Given these challenges, physicians frequently turn to rhythm control strategies for AF, i.e., electrical or chemical cardioversion or catheter ablation. However, both obesity and type 2 diabetes decrease the success rate (i.e., maintenance of sinus rhythm) following electrical cardioversion [55, 56], presumably because increased epicardial adipose tissue volume is a major determinant of AF recurrence following the procedure [57]. Furthermore, the post-cardioversion administration of anti-arrhythmic drugs carries an important risk of proarrhythmia and worsening heart failure, particularly in patients who have an underlying atrial or ventricular myopathy [52].

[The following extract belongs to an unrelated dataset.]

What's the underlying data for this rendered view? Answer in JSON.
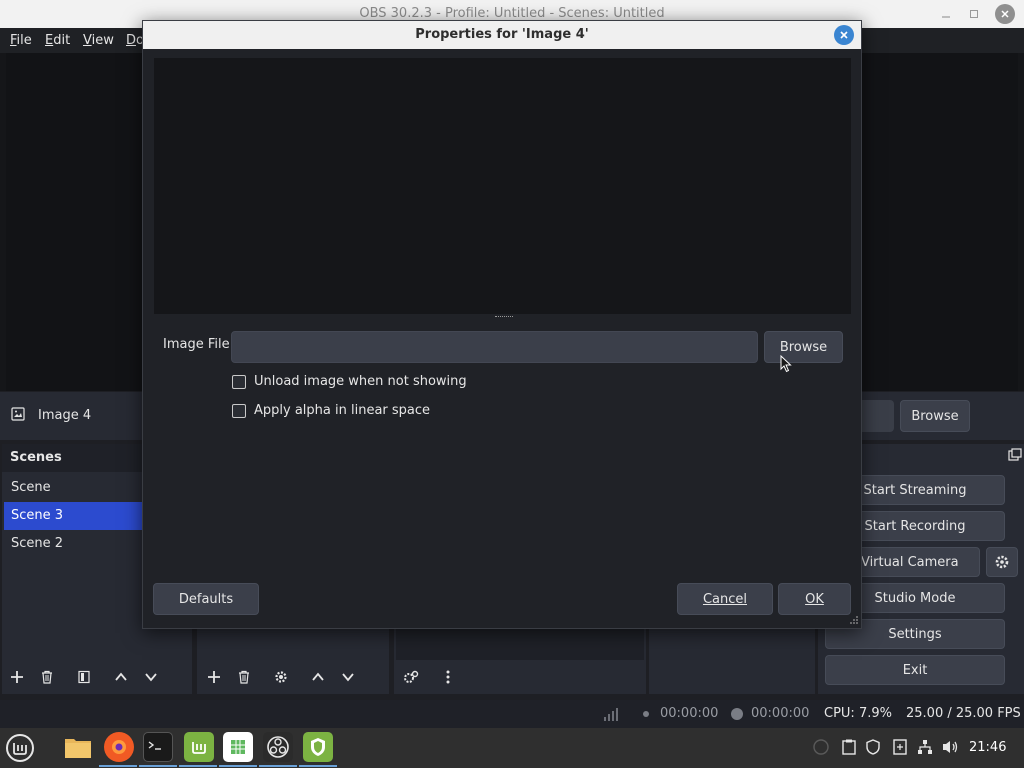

Catheter ablation may be used to abolish AF in patients with obesity or type 2 diabetes. However, the left atrium and LV in these individuals is typically affected with extensive fibrosis [58], especially if they have long-standing AF [59]. Unfortunately, patients with AF who have myocardial fibrosis are unlikely to maintain sinus rhythm following ablation [60, 61]—especially if epicardial adipose tissue volume is increased [62, 63]—thus explaining the high rate of AF recurrence in patients with obesity or type 2 diabetes [64,65,66]. Marked weight loss produced by bariatric surgery (which reduces epicardial fat volume) can improve the success of ablation procedures [67]. However, if epicardial adiposity persists, the presence of fibrosis may attenuate any benefit that abolition of AF might otherwise have on LV structure and function. In the only trial that has reported favorable effects of catheter ablation on LV ejection fraction using magnetic resonance imaging, the observed benefit was confined to those without preprocedural myocardial fibrosis [68]. More worrisome, if a patient with AF also has an underlying atrial myopathy as a result of epicardial inflammation caused by obesity or diabetes, ablation may add to the pre-existing fibrotic burden of the left atrium, further compromising chamber capacitance and leading to post-procedural increases in pulmonary venous pressures and worsening heart failure, particularly in those with underlying HFpEF [69, 70].

Conclusions

Patients with obesity or type 2 diabetes are at markedly increased risk of AF. The management of the metabolic disorder can influence the course of AF, and conversely, efforts to treat AF (with rate or rhythm control) may have limited efficacy in patients with these coexistent conditions. It is hypothesized that these complex interactions are mediated by an expansion of epicardial adipose tissue, which not only drives the development of AF, but whose biology may also be influenced by the management of the underlying metabolic diseases. Longitudinal studies using magnetic resonance imaging to quantify epicardial fat and cardiac fibrosis are poised to confirm or refute this hypothesis.